O cometa 29P/Schwassmann-Wachmann, conhecido por seus "vulcões de gelo", entrou em erupção na terça-feira (10), em um dos episódios mais intensos das últimas duas décadas e o mais poderoso desde 2022. A plataforma de climatologia e meteorologia espacial Spaceweather.com informou que a Associação Astronômica Britânica (BAA) observou um aumento repentino de brilho no núcleo do cometa, que superou 100 vezes, sinalizando uma grande explosão.

O astrônomo amador e astrofotógrafo Anthony Kroes capturou uma imagem impressionante do cometa, que assumiu um formato espiral semelhante a um fóssil de amonite, um antigo animal marinho extinto. Kroes decidiu fotografar o cometa após a erupção e ficou surpreso com o resultado, notando que a aparência de concha de caracol era visível em uma única exposição de três minutos. A espiral provavelmente se formou a partir de uma única abertura ativa na superfície do cometa, de onde o material interno foi expelido em alta velocidade.

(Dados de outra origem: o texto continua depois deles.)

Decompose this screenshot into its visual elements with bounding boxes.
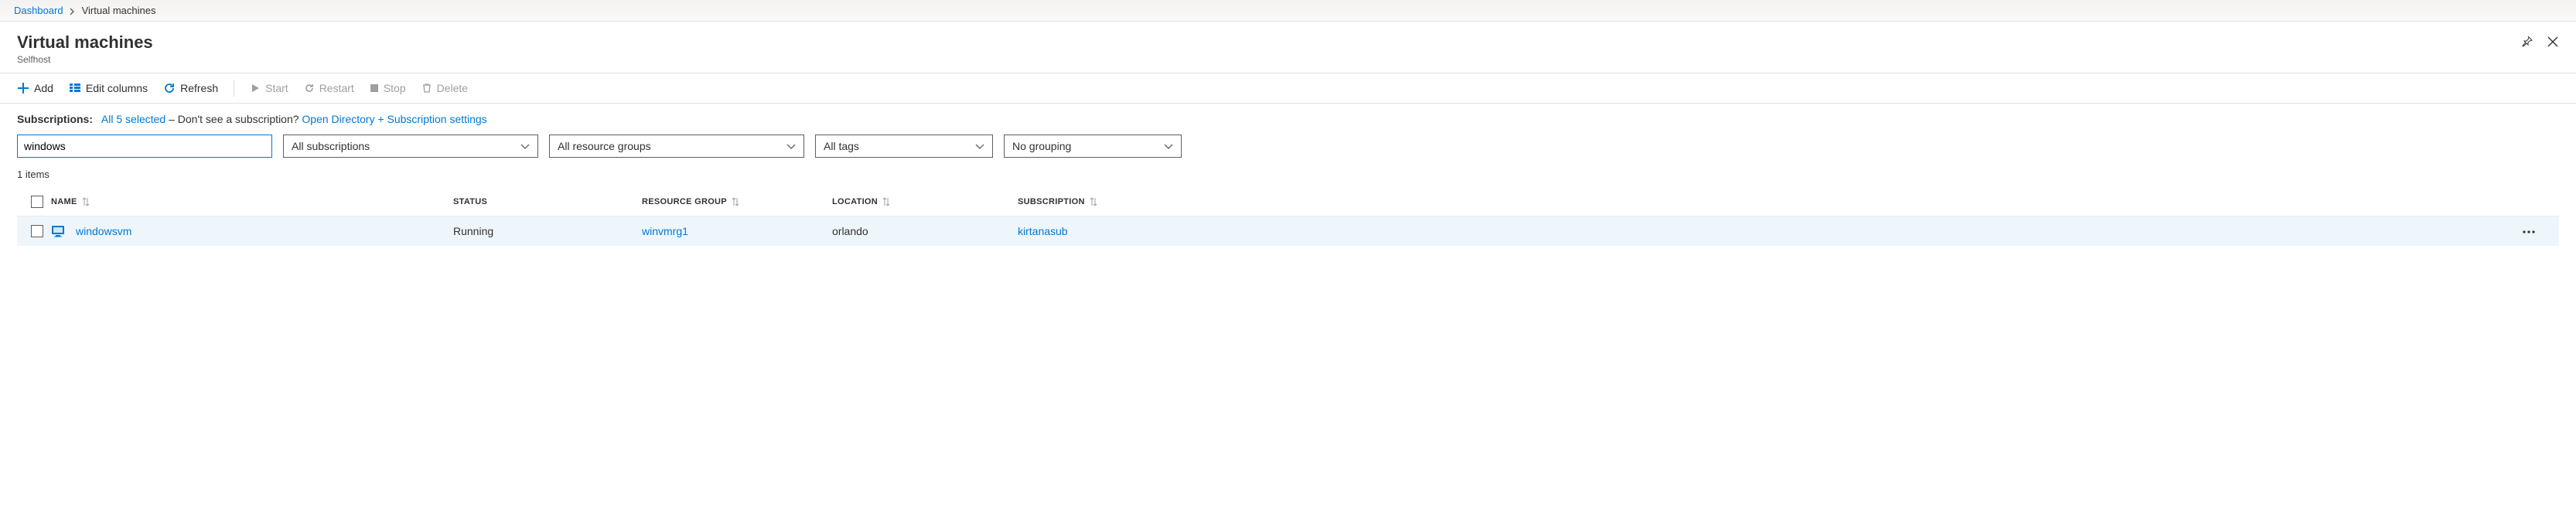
delete-button: Delete — [421, 82, 468, 94]
breadcrumb-separator — [70, 5, 76, 16]
breadcrumb: Dashboard Virtual machines — [0, 0, 2576, 22]
refresh-label: Refresh — [180, 82, 218, 94]
restart-label: Restart — [319, 82, 354, 94]
grouping-dropdown-label: No grouping — [1012, 140, 1071, 152]
restart-button: Restart — [304, 82, 354, 94]
vm-icon — [51, 224, 65, 238]
resource-groups-dropdown[interactable]: All resource groups — [549, 135, 804, 158]
grid-header: NAME STATUS RESOURCE GROUP LOCATION SUBS… — [17, 188, 2559, 216]
search-input[interactable] — [17, 135, 272, 158]
add-label: Add — [34, 82, 53, 94]
delete-label: Delete — [437, 82, 468, 94]
column-name[interactable]: NAME — [51, 197, 77, 206]
resource-groups-dropdown-label: All resource groups — [558, 140, 651, 152]
toolbar: Add Edit columns Refresh Start Restart S… — [0, 73, 2576, 104]
edit-columns-button[interactable]: Edit columns — [69, 82, 148, 94]
column-location[interactable]: LOCATION — [832, 197, 878, 206]
vm-resource-group-link[interactable]: winvmrg1 — [642, 225, 688, 237]
tags-dropdown-label: All tags — [824, 140, 859, 152]
row-checkbox[interactable] — [31, 225, 43, 237]
more-actions-icon[interactable] — [2522, 223, 2536, 239]
close-icon[interactable] — [2547, 36, 2559, 48]
vm-subscription-link[interactable]: kirtanasub — [1018, 225, 1068, 237]
start-label: Start — [265, 82, 288, 94]
column-status[interactable]: STATUS — [453, 197, 487, 206]
pin-icon[interactable] — [2520, 36, 2533, 48]
sort-icon — [882, 197, 890, 206]
sort-icon — [82, 197, 90, 206]
items-count: 1 items — [17, 169, 2559, 180]
results-grid: NAME STATUS RESOURCE GROUP LOCATION SUBS… — [17, 188, 2559, 246]
vm-location: orlando — [832, 225, 1018, 237]
subscriptions-label: Subscriptions: — [17, 113, 93, 125]
filters-row: All subscriptions All resource groups Al… — [17, 135, 2559, 158]
page-title: Virtual machines — [17, 32, 2520, 53]
column-resource-group[interactable]: RESOURCE GROUP — [642, 197, 727, 206]
table-row[interactable]: windowsvm Running winvmrg1 orlando kirta… — [17, 216, 2559, 246]
refresh-button[interactable]: Refresh — [163, 82, 218, 94]
subscriptions-dropdown-label: All subscriptions — [292, 140, 370, 152]
content-area: Subscriptions: All 5 selected – Don't se… — [0, 104, 2576, 261]
vm-status: Running — [453, 225, 642, 237]
chevron-down-icon — [975, 140, 984, 152]
open-directory-link[interactable]: Open Directory + Subscription settings — [302, 113, 486, 125]
page-scope: Selfhost — [17, 54, 2520, 65]
stop-button: Stop — [370, 82, 406, 94]
breadcrumb-root-link[interactable]: Dashboard — [14, 5, 63, 16]
vm-name-link[interactable]: windowsvm — [76, 225, 131, 237]
select-all-checkbox[interactable] — [31, 196, 43, 208]
add-button[interactable]: Add — [17, 82, 53, 94]
chevron-down-icon — [786, 140, 796, 152]
grouping-dropdown[interactable]: No grouping — [1004, 135, 1182, 158]
stop-label: Stop — [384, 82, 406, 94]
blade-header: Virtual machines Selfhost — [0, 22, 2576, 73]
sort-icon — [732, 197, 739, 206]
start-button: Start — [250, 82, 288, 94]
subscriptions-hint: – Don't see a subscription? — [169, 113, 302, 125]
chevron-down-icon — [1164, 140, 1173, 152]
tags-dropdown[interactable]: All tags — [815, 135, 993, 158]
column-subscription[interactable]: SUBSCRIPTION — [1018, 197, 1085, 206]
breadcrumb-current: Virtual machines — [82, 5, 156, 16]
sort-icon — [1090, 197, 1097, 206]
edit-columns-label: Edit columns — [86, 82, 148, 94]
subscriptions-selected-link[interactable]: All 5 selected — [101, 113, 165, 125]
subscriptions-line: Subscriptions: All 5 selected – Don't se… — [17, 113, 2559, 125]
chevron-down-icon — [520, 140, 530, 152]
subscriptions-dropdown[interactable]: All subscriptions — [283, 135, 538, 158]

Diferente dos vulcões terrestres, que liberam lava quente, os cometas criovulcânicos, como o 29P, expelem substâncias extremamente frias. Esse "magma gelado" é composto por hidrocarbonetos líquidos, como metano, etano e propano, misturados com dióxido de carbono dissolvido. Ao escapar para o espaço, essa mistura se expande rapidamente, formando grandes nuvens de gás e poeira. A rotação do núcleo do cometa também influencia a forma como o material é expelido, resultando em uma pluma que se torce e adquire uma aparência espiralada, visível até mesmo em telescópios de pequeno porte.

Após a erupção inicial, uma nova explosão foi registrada no domingo (15), embora com intensidade inferior à anterior. Essa nova atividade gerou uma camada brilhante de detritos ao redor do núcleo. Essas erupções sucessivas são importantes para os cientistas, pois ajudam a compreender melhor a composição e o funcionamento interno dos cometas. O 29P é considerado um dos objetos mais ativos do Sistema Solar, servindo como um laboratório natural para estudar as interações de gelo, gás e poeira no espaço profundo.